Hearts broken and lessons to be learned from sorry saga
SPFL should be braced for fallout from vote
ASHAMEFUL act of self-interest by clubs more concerned with the health of their own bank balance than the greater good of Scottish football?
Or an inevitable if unfortunate consequence of the unprecedented crisis into which the global game has been plunged by the coronavirus pandemic?
Opinion on the unwillingness of 26 of the SPFL’s 42 members to support league reconstruction – a proposed move from a 12-10-10-10 set-up to a 14-10-10-10 structure – yesterday is sharply divided.
Those who have lost out – and Hearts, Partick Thistle and Stranraer will, despite the fact they could all have survived in their respective divisions when football was suspended back in March, be relegated as a result – are disgusted and incensed.
Others are able to view the situation slightly more dispassionately and feel, while having sympathy with the Tynecastle, Firhill and Stair Park outfits, this outcome was unavoidable.
There were impassioned pleas from both the Gorgie and Maryhill boardrooms over the weekend to “right the wrongs” of the contentious vote on the end of the 2019/20 campaign and consider the grave implications of sticking with the status quo.
But it required 11 of the 12 Premiership clubs, 17 of the 20 Premiership and
Championship clubs and
32 of the Premiership, Championship, League One and League Two clubs to back the move for it to succeed.
If just one of those targets wasn’t reached, the plan would founder. It was, then, always likely to fail. The only real surprise is the SPFL endeavoured, after several proposals had been rebuffed previously in recent weeks, to revisit it.
Adding another two teams to the top flight – so allowing Hearts, Partick and Stranraer to stay up and Inverness Caledonian Thistle, Falkirk, Edinburgh City, Brora Rangers and Kelty Hearts to go up – might have seemed fair, logical and simple enough.
In fact, it would have been an almost perfect solution.
But the predicament the sport in this country finds itself in – clubs are having to shell out small fortunes for Covid-19 testing for players just to train and are facing their teams playing games behind closed doors for the foreseeable future – meant there were many directors and owners who were wary of going down that road.

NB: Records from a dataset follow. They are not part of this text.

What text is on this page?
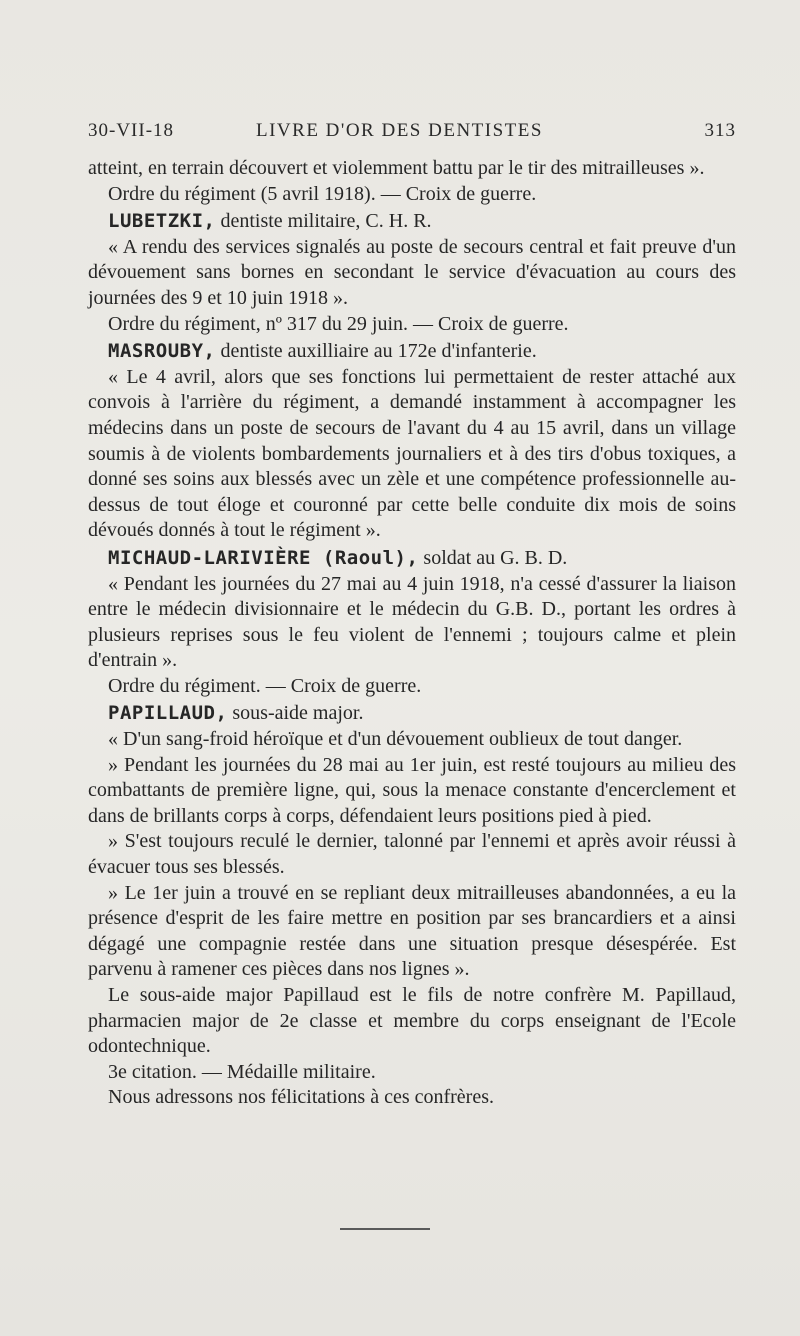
30-VII-18	LIVRE D'OR DES DENTISTES	313

atteint, en terrain découvert et violemment battu par le tir des mitrailleuses ».

Ordre du régiment (5 avril 1918). — Croix de guerre.

LUBETZKI, dentiste militaire, C. H. R.

« A rendu des services signalés au poste de secours central et fait preuve d'un dévouement sans bornes en secondant le service d'évacuation au cours des journées des 9 et 10 juin 1918 ».

Ordre du régiment, nº 317 du 29 juin. — Croix de guerre.

MASROUBY, dentiste auxilliaire au 172e d'infanterie.

« Le 4 avril, alors que ses fonctions lui permettaient de rester attaché aux convois à l'arrière du régiment, a demandé instamment à accompagner les médecins dans un poste de secours de l'avant du 4 au 15 avril, dans un village soumis à de violents bombardements journaliers et à des tirs d'obus toxiques, a donné ses soins aux blessés avec un zèle et une compétence professionnelle au-dessus de tout éloge et couronné par cette belle conduite dix mois de soins dévoués donnés à tout le régiment ».

MICHAUD-LARIVIÈRE (Raoul), soldat au G. B. D.

« Pendant les journées du 27 mai au 4 juin 1918, n'a cessé d'assurer la liaison entre le médecin divisionnaire et le médecin du G.B. D., portant les ordres à plusieurs reprises sous le feu violent de l'ennemi ; toujours calme et plein d'entrain ».

Ordre du régiment. — Croix de guerre.

PAPILLAUD, sous-aide major.

« D'un sang-froid héroïque et d'un dévouement oublieux de tout danger.

» Pendant les journées du 28 mai au 1er juin, est resté toujours au milieu des combattants de première ligne, qui, sous la menace constante d'encerclement et dans de brillants corps à corps, défendaient leurs positions pied à pied.

» S'est toujours reculé le dernier, talonné par l'ennemi et après avoir réussi à évacuer tous ses blessés.

» Le 1er juin a trouvé en se repliant deux mitrailleuses abandonnées, a eu la présence d'esprit de les faire mettre en position par ses brancardiers et a ainsi dégagé une compagnie restée dans une situation presque désespérée. Est parvenu à ramener ces pièces dans nos lignes ».

Le sous-aide major Papillaud est le fils de notre confrère M. Papillaud, pharmacien major de 2e classe et membre du corps enseignant de l'Ecole odontechnique.

3e citation. — Médaille militaire.

Nous adressons nos félicitations à ces confrères.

As Dave Cormack, the United States-based software entrepreneur who took over as Aberdeen chairman at the start of the year, previously stated, the worst time to make permanent change is during a crisis. Ross County supremo Roy MacGregor, another canny and respected operator, was certainly wary of making any knee-jerk decision.
Hearts have now vowed to take legal action. The SPFL executive, who have taken expert advice from QCs at every step of the process, will be quietly confident they can win any court case. They will
argue they have followed their guidelines to the letter of the law throughout and the clubs themselves ultimately took the decision.
Yet, Ann Budge, the Hearts chairman, is a successful businesswoman and isn’t taking this course of action lightly. She is convinced the capital club have been wronged and are deserving of millions of pounds in compensation. It promises to be a showdown to rival any Edinburgh derby.
The governing body should also be concerned about the impact the lingering resentment caused by this episode will have on football going forward. They need everyone involved in the senior game to work as one to meet the considerable challenges caused by the Covid-19 outbreak in the 2020/21 campaign and beyond. Schisms will be costly.
Will they be able to repair their damaged relations with some of the country’s most prominent and powerful clubs, not least Hearts and Rangers, and ensure the Premiership and other leagues prosper during an economic downturn? There is much bridge building to be done in the weeks and months ahead. It could prove impossible.
Partick Thistle chairman Jacqui Low gave an indication of the lack of trust some, not all, clubs have in chief executive Neil Doncaster, chairman Murdoch MacLennan, legal adviser Rod McKenzie and secretary Iain Blair as well as the board in her statement yesterday.
“As a member of the
SPFL, we feel badly let down especially by its board and chairman,” she wrote. “In allowing harm to be done to some members, as they have done, can the SPFL really still be regarded as a membership organisation that works in the best interests of all its members, one that genuinely acts on behalf of the membership as a whole?
“In all of its actions of recent months, the SPFL has shown it is not fit for purpose. That must be addressed, claiming to only do what members tell them is an assertion that has now worn thin.”
Many clubs, in the lower leagues especially, have felt that they have been dictated to, that there has been no discussion over the best course of action, that they have been treated with disdain throughout this whole sorry saga.
They were given just days to digest the resolution on the end of the season back in April. Any alternative suggestion was given very short shrift. The way in which any dissenters were dismissed was off-hand.
It was, of course, a fraught time. Lockdown was in place, personnel had been furloughed and time was also of the essence. Procrastinating could have delayed the payment of final placing money and caused untold problems for their member clubs.
When the dust has settled and some kind of normality has returned the SPFL must make sure that lessons are learned and they conduct themselves in a less confrontational and more inclusive manner.
But even that may not be enough to heal festering wounds and for peace to break out in Scottish football.